Organ donation: Why it needs more than a to be or not to be approach

Anup Seth, Chief Distribution Officer at Edelweiss Tokio Life Insurance highlights that given the poor infrastructure in hinterlands, challenges around collection of organs, and transportation, it is not the cultural approach but quality infrastructure that needs solutions

While India is considered as the pharmaceutical and medical hub of the world, it has always fallen short of meeting the demand for organs. According to a ministry of health and family welfare report, the annual demand is 1.8 lakh renal patients, 2 lakh liver patients, and 50,000 heart transplants in addition to 1 lakh requests for corneal transplant. Of 2019, the deaths in the country were estimated 76.41 lakhs according to data from the civil registration system. If organs from 10 percent of the deceased were to be harvested, patients could have found a new lease of life. Cultural factors for years have made organ donation approaches like a “to be or not be” system. Given the poor infrastructure in hinterlands, challenges around collection of organs, and transportation, it is not the cultural approach but quality infrastructure that needs solutions.

Learnings from leading transplant countries

Data from the Global Observatory on Donation and Transplantation, shows countries such as Croatia, USA, Portugal, Spain, France, United Kingdom Iran, and Israel observing more transplants in recent years. Spain’s success is attributed to a presumed system for the deceased that harvests organs for donors. The country also credits information systems implemented by Spain’s ministry of health for raising donations from 15 million to 30 million in under 10 years. As part of its program, professionals, mostly doctors, evaluate and explain medical conditions of in-bound patients and educate them on the donation drive. Furthermore, the program not only harvests organs from brain-dead patients but also from patients that have observed circulatory death (stopping of heartbeat and breathing). The country’s organ donation rate of 46.9 per million people in 2017 is a testament to the program.
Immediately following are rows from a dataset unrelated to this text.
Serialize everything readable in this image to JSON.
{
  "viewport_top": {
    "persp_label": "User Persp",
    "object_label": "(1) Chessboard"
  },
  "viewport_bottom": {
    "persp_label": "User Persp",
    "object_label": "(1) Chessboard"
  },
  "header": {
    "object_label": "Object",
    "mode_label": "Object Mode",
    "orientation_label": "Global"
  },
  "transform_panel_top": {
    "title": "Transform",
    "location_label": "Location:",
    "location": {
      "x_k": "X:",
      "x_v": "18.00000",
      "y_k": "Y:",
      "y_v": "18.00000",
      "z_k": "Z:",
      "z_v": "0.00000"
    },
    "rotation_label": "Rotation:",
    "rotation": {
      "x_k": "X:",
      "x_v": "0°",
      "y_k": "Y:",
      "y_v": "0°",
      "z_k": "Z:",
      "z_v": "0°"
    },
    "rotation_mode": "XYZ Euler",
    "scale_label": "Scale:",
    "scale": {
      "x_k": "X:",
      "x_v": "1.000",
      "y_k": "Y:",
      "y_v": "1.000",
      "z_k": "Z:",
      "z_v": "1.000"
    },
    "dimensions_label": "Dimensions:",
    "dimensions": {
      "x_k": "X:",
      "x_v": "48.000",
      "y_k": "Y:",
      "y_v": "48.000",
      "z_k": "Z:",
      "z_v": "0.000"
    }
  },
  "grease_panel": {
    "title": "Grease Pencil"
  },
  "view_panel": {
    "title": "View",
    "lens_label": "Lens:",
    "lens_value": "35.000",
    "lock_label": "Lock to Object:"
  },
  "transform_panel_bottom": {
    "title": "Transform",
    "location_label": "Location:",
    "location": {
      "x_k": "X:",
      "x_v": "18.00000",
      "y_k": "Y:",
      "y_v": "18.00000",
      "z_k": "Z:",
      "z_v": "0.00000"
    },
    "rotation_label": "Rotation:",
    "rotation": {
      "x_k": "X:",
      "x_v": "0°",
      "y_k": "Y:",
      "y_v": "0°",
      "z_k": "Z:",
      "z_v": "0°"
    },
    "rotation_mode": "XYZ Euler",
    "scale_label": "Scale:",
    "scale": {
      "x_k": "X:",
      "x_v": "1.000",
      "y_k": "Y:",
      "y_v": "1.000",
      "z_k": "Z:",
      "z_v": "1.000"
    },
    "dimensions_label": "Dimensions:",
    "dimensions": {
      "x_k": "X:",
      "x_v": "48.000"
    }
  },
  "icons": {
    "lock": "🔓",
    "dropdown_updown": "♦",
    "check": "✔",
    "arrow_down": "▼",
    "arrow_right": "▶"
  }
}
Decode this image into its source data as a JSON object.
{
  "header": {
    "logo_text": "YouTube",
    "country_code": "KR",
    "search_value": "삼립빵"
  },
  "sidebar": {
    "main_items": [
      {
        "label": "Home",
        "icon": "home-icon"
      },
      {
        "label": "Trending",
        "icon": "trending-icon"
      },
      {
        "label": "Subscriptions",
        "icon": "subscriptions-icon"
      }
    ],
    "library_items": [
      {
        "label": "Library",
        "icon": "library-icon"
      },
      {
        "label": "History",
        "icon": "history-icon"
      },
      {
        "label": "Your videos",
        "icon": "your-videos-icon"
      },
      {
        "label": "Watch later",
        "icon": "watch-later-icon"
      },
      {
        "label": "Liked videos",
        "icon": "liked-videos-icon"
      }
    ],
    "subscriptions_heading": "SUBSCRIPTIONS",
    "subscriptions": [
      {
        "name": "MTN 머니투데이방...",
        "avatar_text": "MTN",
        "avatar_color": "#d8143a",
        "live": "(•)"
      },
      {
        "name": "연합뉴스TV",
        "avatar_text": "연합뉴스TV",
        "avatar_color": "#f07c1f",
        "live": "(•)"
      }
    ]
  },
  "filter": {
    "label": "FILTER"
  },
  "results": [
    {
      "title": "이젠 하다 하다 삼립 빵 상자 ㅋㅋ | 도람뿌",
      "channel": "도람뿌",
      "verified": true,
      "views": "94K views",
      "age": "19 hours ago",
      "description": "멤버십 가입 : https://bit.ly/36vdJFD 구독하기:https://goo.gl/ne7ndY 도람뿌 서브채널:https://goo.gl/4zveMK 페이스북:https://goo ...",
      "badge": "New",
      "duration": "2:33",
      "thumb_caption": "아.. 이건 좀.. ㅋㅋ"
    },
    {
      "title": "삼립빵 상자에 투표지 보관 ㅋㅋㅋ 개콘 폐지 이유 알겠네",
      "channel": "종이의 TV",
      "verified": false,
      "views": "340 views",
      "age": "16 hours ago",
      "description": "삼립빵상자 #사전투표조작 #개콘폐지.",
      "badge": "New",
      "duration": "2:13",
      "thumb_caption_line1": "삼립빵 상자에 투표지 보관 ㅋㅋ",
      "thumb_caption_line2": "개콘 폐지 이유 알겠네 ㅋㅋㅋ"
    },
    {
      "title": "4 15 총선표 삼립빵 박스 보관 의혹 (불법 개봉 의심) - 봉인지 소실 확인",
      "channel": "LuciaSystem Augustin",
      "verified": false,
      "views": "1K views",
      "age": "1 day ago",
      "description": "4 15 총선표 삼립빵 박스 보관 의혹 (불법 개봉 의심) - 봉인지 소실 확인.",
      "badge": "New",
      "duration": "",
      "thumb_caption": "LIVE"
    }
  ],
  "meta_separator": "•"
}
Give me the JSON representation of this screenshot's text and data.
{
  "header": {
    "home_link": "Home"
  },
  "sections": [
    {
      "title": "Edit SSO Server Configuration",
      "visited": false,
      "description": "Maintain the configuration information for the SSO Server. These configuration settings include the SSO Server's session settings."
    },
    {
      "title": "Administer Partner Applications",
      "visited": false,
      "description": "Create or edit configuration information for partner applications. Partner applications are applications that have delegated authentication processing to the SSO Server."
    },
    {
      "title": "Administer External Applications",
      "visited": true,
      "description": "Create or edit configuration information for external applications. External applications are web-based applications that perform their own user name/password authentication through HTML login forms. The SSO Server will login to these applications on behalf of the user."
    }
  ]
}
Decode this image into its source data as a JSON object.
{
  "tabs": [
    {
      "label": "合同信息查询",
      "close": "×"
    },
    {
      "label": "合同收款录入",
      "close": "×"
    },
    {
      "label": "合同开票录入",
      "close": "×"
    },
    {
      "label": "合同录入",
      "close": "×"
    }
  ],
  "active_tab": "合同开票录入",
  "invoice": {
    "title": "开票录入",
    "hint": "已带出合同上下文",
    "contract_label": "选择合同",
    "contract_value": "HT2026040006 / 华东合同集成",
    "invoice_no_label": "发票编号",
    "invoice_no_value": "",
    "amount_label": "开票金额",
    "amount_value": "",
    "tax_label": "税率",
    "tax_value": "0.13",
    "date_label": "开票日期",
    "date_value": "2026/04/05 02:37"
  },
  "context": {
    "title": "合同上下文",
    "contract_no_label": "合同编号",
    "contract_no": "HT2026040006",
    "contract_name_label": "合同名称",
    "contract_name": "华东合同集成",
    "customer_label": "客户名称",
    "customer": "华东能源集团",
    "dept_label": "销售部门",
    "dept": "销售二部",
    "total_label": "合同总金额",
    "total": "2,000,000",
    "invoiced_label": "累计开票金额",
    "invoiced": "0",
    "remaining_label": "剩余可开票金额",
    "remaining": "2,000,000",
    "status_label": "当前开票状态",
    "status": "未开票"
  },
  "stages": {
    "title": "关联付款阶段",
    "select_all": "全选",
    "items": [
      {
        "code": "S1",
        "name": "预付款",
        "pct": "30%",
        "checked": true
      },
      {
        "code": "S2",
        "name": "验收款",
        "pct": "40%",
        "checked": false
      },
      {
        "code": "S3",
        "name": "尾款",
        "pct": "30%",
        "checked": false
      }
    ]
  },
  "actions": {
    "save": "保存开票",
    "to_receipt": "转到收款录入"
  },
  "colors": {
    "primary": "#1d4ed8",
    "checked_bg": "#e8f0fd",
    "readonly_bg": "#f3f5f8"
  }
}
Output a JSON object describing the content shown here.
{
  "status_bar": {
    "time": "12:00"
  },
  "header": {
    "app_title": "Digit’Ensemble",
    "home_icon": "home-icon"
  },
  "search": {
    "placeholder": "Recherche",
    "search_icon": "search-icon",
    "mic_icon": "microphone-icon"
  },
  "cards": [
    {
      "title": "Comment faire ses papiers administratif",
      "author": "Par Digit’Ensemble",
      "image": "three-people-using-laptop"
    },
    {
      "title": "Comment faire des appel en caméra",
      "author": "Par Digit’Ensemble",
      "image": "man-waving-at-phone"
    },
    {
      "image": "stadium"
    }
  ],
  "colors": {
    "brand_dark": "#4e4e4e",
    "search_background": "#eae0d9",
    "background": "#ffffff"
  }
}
In the US, statistics indicate a growth in donors in recent years. Nearly 95 percent of US adults support organ donation according to Donate Life America foundation. To most US citizens, agreeing for a donation is a simple selection while applying for a driving license. While technological innovation such as drones and improvement in preservation facilities have helped, yet 22 people died every day in the US waiting for organ donation.

New techniques

While industry practitioners recommend infrastructure such as hospitals, and laboratories to ensure testing of harvested organs, there are newer techniques and standards. Preservation techniques for instance have grown beyond the ice box to include cryogenation (dipping in liquid nitrogen) to perfusion techniques. In the case of tissues, medical science is still working on ways to ensure cryogenic freezing techniques. Liquid nitrogen which can freeze things within a snap, is yet to utilised fully in preservation of life-saving organs. Once organs are frozen, there is no way to prevent cell damage or bringing organs to life during the reheating stage. This is where scientists are identifying techniques such as perfusion.

Despite being placed inside an ice box, harvested organs such as heart (4 hours), lungs (6 hours), liver (12 hours) and kidneys (24 to 36 hours) consistently observed cell damage. Perfusion machines allows trained surgeons to ensure transport of nutrient-rich fluids and make-up for cell-oxidative damage. In a landmark surgery last year, doctors managed to retrieve a non-beating heart using a perfusion technique during a transplantation. While perfusion techniques can give a few extra minutes to the operating surgeon, there is still a need for infrastructure such as testing centers, tissue banks and new technologies such as drones that could help address meeting the organ demand.